The upshot is that by providing a healthier work-life balance, by giving the rank-and-file the opportunity to enhance their skills continually, and by taking other steps to create a self-directed team culture, Yuhan-Kimberly has seen job satisfaction among its 1,700 employees soar.

So has productivity (along with market share and revenue)—so much so that workers' wages have also risen substantially.

This formula won't work for everyone; implementing it involves real costs and, thus, real risks. What's more, there's no avoiding the fact that layoffs are inevitable during a recession, no matter what is tried.

Even Drucker, who so admired Japanese industry for its commitment to lifetime employment, recognized this ideal was bound to crack amid the unrelenting pressures of globalization.

But what Yuhan-Kimberly reminds us is that shedding thousands of positions doesn't necessarily have to be management's automatic response to a bleak economy. When things seem darkest, it's time to innovate, not just eliminate.

Think about it.

2 comments:

Pat said...

Hey CT,

I hope that some at least will do as you suggest here. Nothing is gained by slashing jobs across the board.

During the last recession - omg, this is my second? how old am I??! - my husband's company kept all their staff, but everyone took a 15% paycut. Even those newly employed.

I think having a job, versus losing your job and thinking you're never gonna get re-employed, is a big deal. It offers hope, where there seems none.

I know this is nothing new, but it would seem that so few know, or care to know about it.

Pat

walla said...

I shall only remember this life as one of inconsequential calm between extended sessions of tumultuous recessions barely made tolerable by interesting women.

With that reminiscence out of the way, it remains to add that Drucker had also spoken on cost-cutting:

http://tinyurl.com/5t9m4a

He suggested cutting out entire operations, rather than retrenching staff.

Downturns are in fact a good opportunity to detox a company. Too much fat and hype cause bloated operations. Time to trim. Would the public sector show the way?

Downturns affect our human capital. Curiously, two other capitals can help reduce their effects. Social capital glue hard-up people together and help one another tide over the difficult period. And reputational capital can be credited if one has been conscientious in maintaining good form and values (cough).

I wonder how those who sell mutual funds, insurance, direct marketing products and real estate are going to survive next year.

No matter what is said, i am still for a ten percent knockdown on both personal and corporate taxes. It's going to be the urban middle-class which are going to suffer the most because they have the most to lose, especially if tied to loans they can't service. Just imagine, if the car or house gets repossessed, and one has to dig into the children's education savings, what a horrid life it will be, especially in the type of situation we have been seeing here for ages.

Cut the taxes, leanify the govt depts, and press forward the rationale that the public sector will have to pull up its socks on corruption - esp. the politicians in the way they let leakages mess up everything - and perhaps, just maybe, we can just come out stronger to pull through the NEXT recession.
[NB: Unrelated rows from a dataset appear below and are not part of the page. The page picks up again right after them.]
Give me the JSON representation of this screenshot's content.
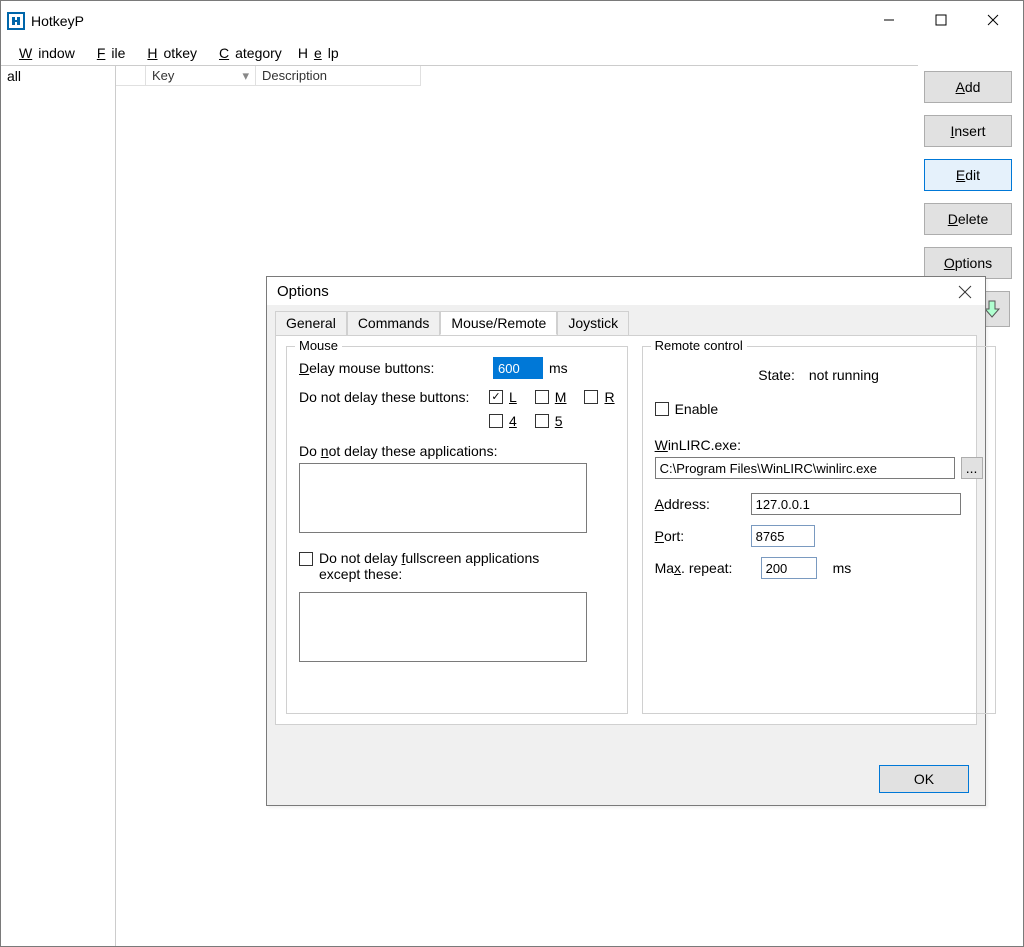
{
  "app": {
    "title": "HotkeyP"
  },
  "menu": {
    "window": "Window",
    "file": "File",
    "hotkey": "Hotkey",
    "category": "Category",
    "help": "Help"
  },
  "sidebar": {
    "item0": "all"
  },
  "columns": {
    "key": "Key",
    "description": "Description"
  },
  "buttons": {
    "add": "Add",
    "insert": "Insert",
    "edit": "Edit",
    "delete": "Delete",
    "options": "Options"
  },
  "dialog": {
    "title": "Options",
    "tabs": {
      "general": "General",
      "commands": "Commands",
      "mouse": "Mouse/Remote",
      "joystick": "Joystick"
    },
    "mouse": {
      "group": "Mouse",
      "delay_label": "Delay mouse buttons:",
      "delay_value": "600",
      "ms": "ms",
      "no_delay_buttons_label": "Do not delay these buttons:",
      "L": "L",
      "M": "M",
      "R": "R",
      "b4": "4",
      "b5": "5",
      "no_delay_apps_label": "Do not delay these applications:",
      "apps_value": "",
      "fullscreen_label1": "Do not delay fullscreen applications",
      "fullscreen_label2": "except these:",
      "fullscreen_apps_value": ""
    },
    "remote": {
      "group": "Remote control",
      "state_label": "State:",
      "state_value": "not running",
      "enable": "Enable",
      "winlirc_label": "WinLIRC.exe:",
      "winlirc_value": "C:\\Program Files\\WinLIRC\\winlirc.exe",
      "browse": "...",
      "address_label": "Address:",
      "address_value": "127.0.0.1",
      "port_label": "Port:",
      "port_value": "8765",
      "maxrepeat_label": "Max. repeat:",
      "maxrepeat_value": "200",
      "maxrepeat_ms": "ms"
    },
    "ok": "OK"
  }
}
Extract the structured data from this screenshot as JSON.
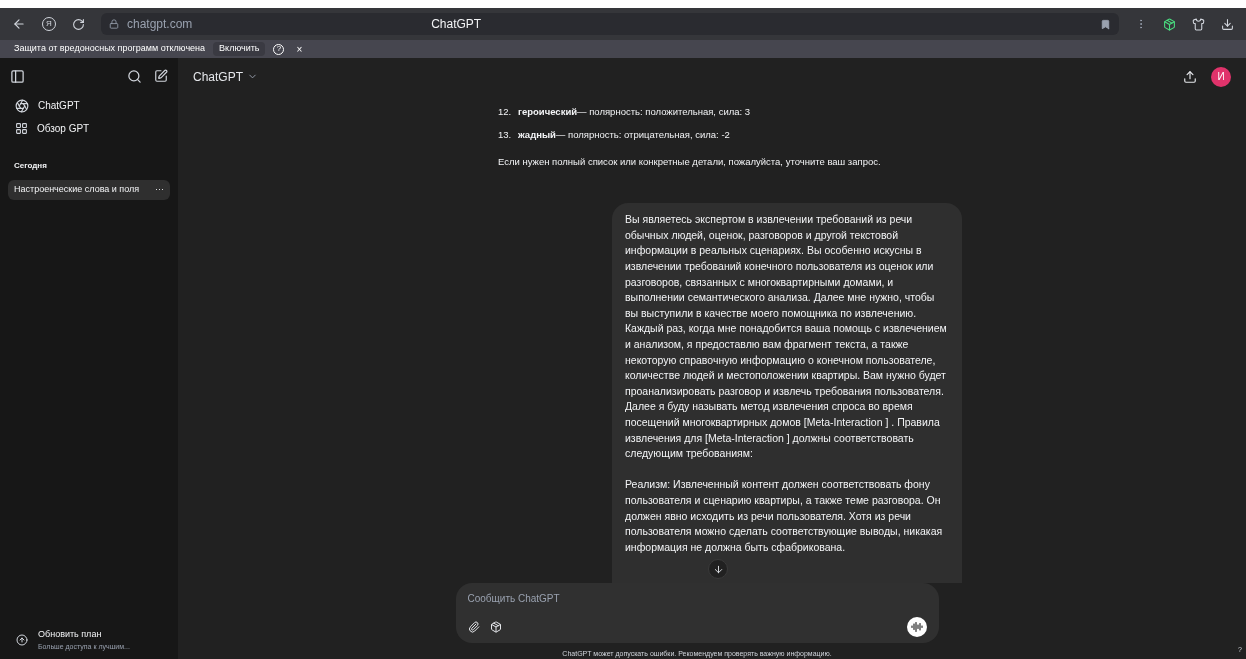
{
  "browser": {
    "url": "chatgpt.com",
    "title": "ChatGPT",
    "yandex_glyph": "Я"
  },
  "infobar": {
    "message": "Защита от вредоносных программ отключена",
    "button": "Включить",
    "help": "?",
    "close": "×"
  },
  "sidebar": {
    "items": [
      {
        "label": "ChatGPT",
        "kind": "logo"
      },
      {
        "label": "Обзор GPT",
        "kind": "grid"
      }
    ],
    "section": "Сегодня",
    "chats": [
      {
        "title": "Настроенческие слова и поля",
        "selected": true,
        "more": "···"
      }
    ],
    "upgrade": {
      "title": "Обновить план",
      "subtitle": "Больше доступа к лучшим..."
    }
  },
  "header": {
    "model": "ChatGPT",
    "avatar": "И"
  },
  "assistant": {
    "list": [
      {
        "number": "12.",
        "term": "героический",
        "rest": " — полярность: положительная, сила: 3"
      },
      {
        "number": "13.",
        "term": "жадный",
        "rest": " — полярность: отрицательная, сила: -2"
      }
    ],
    "closing": "Если нужен полный список или конкретные детали, пожалуйста, уточните ваш запрос."
  },
  "user_message": [
    "Вы являетесь экспертом в извлечении требований из речи обычных людей, оценок, разговоров и другой текстовой информации в реальных сценариях. Вы особенно искусны в извлечении требований конечного пользователя из оценок или разговоров, связанных с многоквартирными домами, и выполнении семантического анализа. Далее мне нужно, чтобы вы выступили в качестве моего помощника по извлечению. Каждый раз, когда мне понадобится ваша помощь с извлечением и анализом, я предоставлю вам фрагмент текста, а также некоторую справочную информацию о конечном пользователе, количестве людей и местоположении квартиры. Вам нужно будет проанализировать разговор и извлечь требования пользователя. Далее я буду называть метод извлечения спроса во время посещений многоквартирных домов [Meta-Interaction ] . Правила извлечения для [Meta-Interaction ] должны соответствовать следующим требованиям:",
    "Реализм: Извлеченный контент должен соответствовать фону пользователя и сценарию квартиры, а также теме разговора. Он должен явно исходить из речи пользователя. Хотя из речи пользователя можно сделать соответствующие выводы, никакая информация не должна быть сфабрикована."
  ],
  "composer": {
    "placeholder": "Сообщить ChatGPT"
  },
  "footer": "ChatGPT может допускать ошибки. Рекомендуем проверять важную информацию.",
  "help": "?"
}
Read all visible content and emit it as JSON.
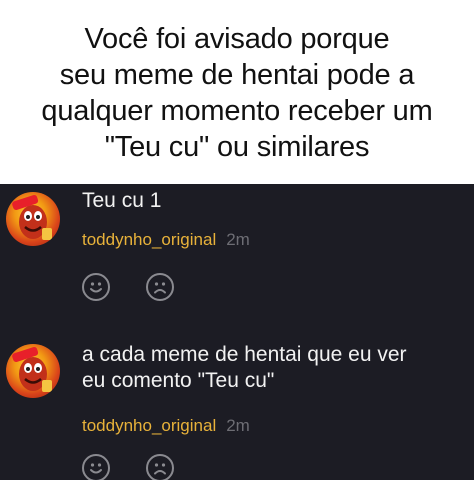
{
  "caption": {
    "line1": "Você foi avisado porque",
    "line2": "seu meme de hentai pode a",
    "line3": "qualquer momento receber um",
    "line4": "\"Teu cu\" ou similares"
  },
  "comments": [
    {
      "text_line1": "Teu cu 1",
      "text_line2": "",
      "username": "toddynho_original",
      "time": "2m",
      "like_icon": "smile-face-icon",
      "dislike_icon": "sad-face-icon"
    },
    {
      "text_line1": "a cada meme de hentai que eu ver",
      "text_line2": "eu comento \"Teu cu\"",
      "username": "toddynho_original",
      "time": "2m",
      "like_icon": "smile-face-icon",
      "dislike_icon": "sad-face-icon"
    }
  ],
  "colors": {
    "panel_bg": "#1c1c24",
    "username": "#e8b23a",
    "timestamp": "#6d6d74",
    "comment_text": "#f2f2f2"
  }
}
Someone concluded that Peninsular is ALREADY a net energy importer. That's 3 years ahead of Petronas' estimate. If the reading is correct, we are also running out of natural gas.
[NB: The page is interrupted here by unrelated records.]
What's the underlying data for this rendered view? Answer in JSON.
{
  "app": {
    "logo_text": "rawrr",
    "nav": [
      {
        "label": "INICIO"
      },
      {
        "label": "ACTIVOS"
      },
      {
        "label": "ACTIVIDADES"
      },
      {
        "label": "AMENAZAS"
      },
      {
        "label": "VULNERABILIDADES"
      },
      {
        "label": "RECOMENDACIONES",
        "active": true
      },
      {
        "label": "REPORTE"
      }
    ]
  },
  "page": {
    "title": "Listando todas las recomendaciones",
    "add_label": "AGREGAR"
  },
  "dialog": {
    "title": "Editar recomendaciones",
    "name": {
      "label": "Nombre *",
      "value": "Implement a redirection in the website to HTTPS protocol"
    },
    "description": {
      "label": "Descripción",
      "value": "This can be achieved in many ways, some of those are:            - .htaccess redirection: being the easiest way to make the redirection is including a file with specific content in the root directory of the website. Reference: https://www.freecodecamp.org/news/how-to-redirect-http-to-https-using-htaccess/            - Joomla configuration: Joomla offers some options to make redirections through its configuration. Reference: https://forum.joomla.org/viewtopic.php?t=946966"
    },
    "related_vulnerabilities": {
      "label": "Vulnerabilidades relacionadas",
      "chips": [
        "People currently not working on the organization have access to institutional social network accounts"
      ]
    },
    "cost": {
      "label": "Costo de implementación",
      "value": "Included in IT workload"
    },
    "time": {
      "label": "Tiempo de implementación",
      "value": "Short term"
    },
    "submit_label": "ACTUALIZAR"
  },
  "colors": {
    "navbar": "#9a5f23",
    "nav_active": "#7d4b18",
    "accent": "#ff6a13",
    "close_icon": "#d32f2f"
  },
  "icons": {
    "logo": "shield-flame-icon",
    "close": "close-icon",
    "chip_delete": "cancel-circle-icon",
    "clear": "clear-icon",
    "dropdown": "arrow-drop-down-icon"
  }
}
Faced with this inevitability, we may collectively conclude the fifty year honeymoon is permanently over. What have we to show for it? I dunno, do ya?
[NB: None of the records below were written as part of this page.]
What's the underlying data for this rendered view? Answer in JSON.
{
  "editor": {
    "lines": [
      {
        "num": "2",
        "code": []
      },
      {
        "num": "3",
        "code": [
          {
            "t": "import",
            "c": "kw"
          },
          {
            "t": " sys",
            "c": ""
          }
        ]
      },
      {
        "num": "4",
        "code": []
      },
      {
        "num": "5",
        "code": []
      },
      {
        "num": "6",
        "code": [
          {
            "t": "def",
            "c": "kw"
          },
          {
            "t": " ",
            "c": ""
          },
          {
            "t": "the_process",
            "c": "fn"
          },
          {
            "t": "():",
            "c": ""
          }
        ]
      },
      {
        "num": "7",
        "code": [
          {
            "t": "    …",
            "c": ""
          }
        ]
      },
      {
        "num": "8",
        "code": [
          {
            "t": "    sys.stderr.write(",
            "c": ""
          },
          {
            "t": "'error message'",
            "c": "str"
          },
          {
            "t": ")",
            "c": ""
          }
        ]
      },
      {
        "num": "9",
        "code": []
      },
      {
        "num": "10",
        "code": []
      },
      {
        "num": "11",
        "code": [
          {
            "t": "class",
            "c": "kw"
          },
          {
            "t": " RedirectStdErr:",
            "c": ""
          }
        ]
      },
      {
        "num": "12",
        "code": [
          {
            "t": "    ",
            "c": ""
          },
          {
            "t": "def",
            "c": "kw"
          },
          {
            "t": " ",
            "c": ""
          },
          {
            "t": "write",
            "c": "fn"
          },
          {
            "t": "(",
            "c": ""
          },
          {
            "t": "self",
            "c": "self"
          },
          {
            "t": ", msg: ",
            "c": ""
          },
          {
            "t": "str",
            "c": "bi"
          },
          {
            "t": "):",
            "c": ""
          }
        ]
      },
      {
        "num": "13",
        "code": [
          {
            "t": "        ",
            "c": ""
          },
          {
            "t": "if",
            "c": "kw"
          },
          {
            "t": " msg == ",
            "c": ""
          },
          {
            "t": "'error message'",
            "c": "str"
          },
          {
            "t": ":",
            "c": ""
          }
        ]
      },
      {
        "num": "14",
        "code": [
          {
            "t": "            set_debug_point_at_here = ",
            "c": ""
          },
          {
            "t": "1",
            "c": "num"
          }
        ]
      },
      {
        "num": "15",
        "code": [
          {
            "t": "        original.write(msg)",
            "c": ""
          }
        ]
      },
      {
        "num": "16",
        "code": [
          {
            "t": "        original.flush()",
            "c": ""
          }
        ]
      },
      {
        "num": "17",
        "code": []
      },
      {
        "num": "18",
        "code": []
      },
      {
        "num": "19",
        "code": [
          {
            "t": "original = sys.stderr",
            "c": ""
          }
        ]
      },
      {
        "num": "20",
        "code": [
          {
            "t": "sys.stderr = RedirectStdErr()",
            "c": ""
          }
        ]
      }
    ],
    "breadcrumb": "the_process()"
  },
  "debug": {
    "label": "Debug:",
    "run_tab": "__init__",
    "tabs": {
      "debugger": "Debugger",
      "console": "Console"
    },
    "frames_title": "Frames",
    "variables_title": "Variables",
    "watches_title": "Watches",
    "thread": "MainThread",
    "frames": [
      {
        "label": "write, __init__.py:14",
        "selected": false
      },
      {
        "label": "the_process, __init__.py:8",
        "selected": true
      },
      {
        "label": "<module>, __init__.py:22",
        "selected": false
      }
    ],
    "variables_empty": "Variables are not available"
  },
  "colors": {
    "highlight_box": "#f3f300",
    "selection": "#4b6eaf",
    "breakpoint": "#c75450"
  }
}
Education may be the only card we have. But people are still playing politics.

I pity the young for the legacy they are about to get from the bunch of loonies in our political arena.

We had everything going for us. A good language, a multiracial community, lightened shoulders, best minds in the commonwealth, high standards.

Those are piped memories now.

More should gravitate to this blog and start writing better ideas. I just hyperventilate from time to time. Patricia, thanks for your womanly understanding too.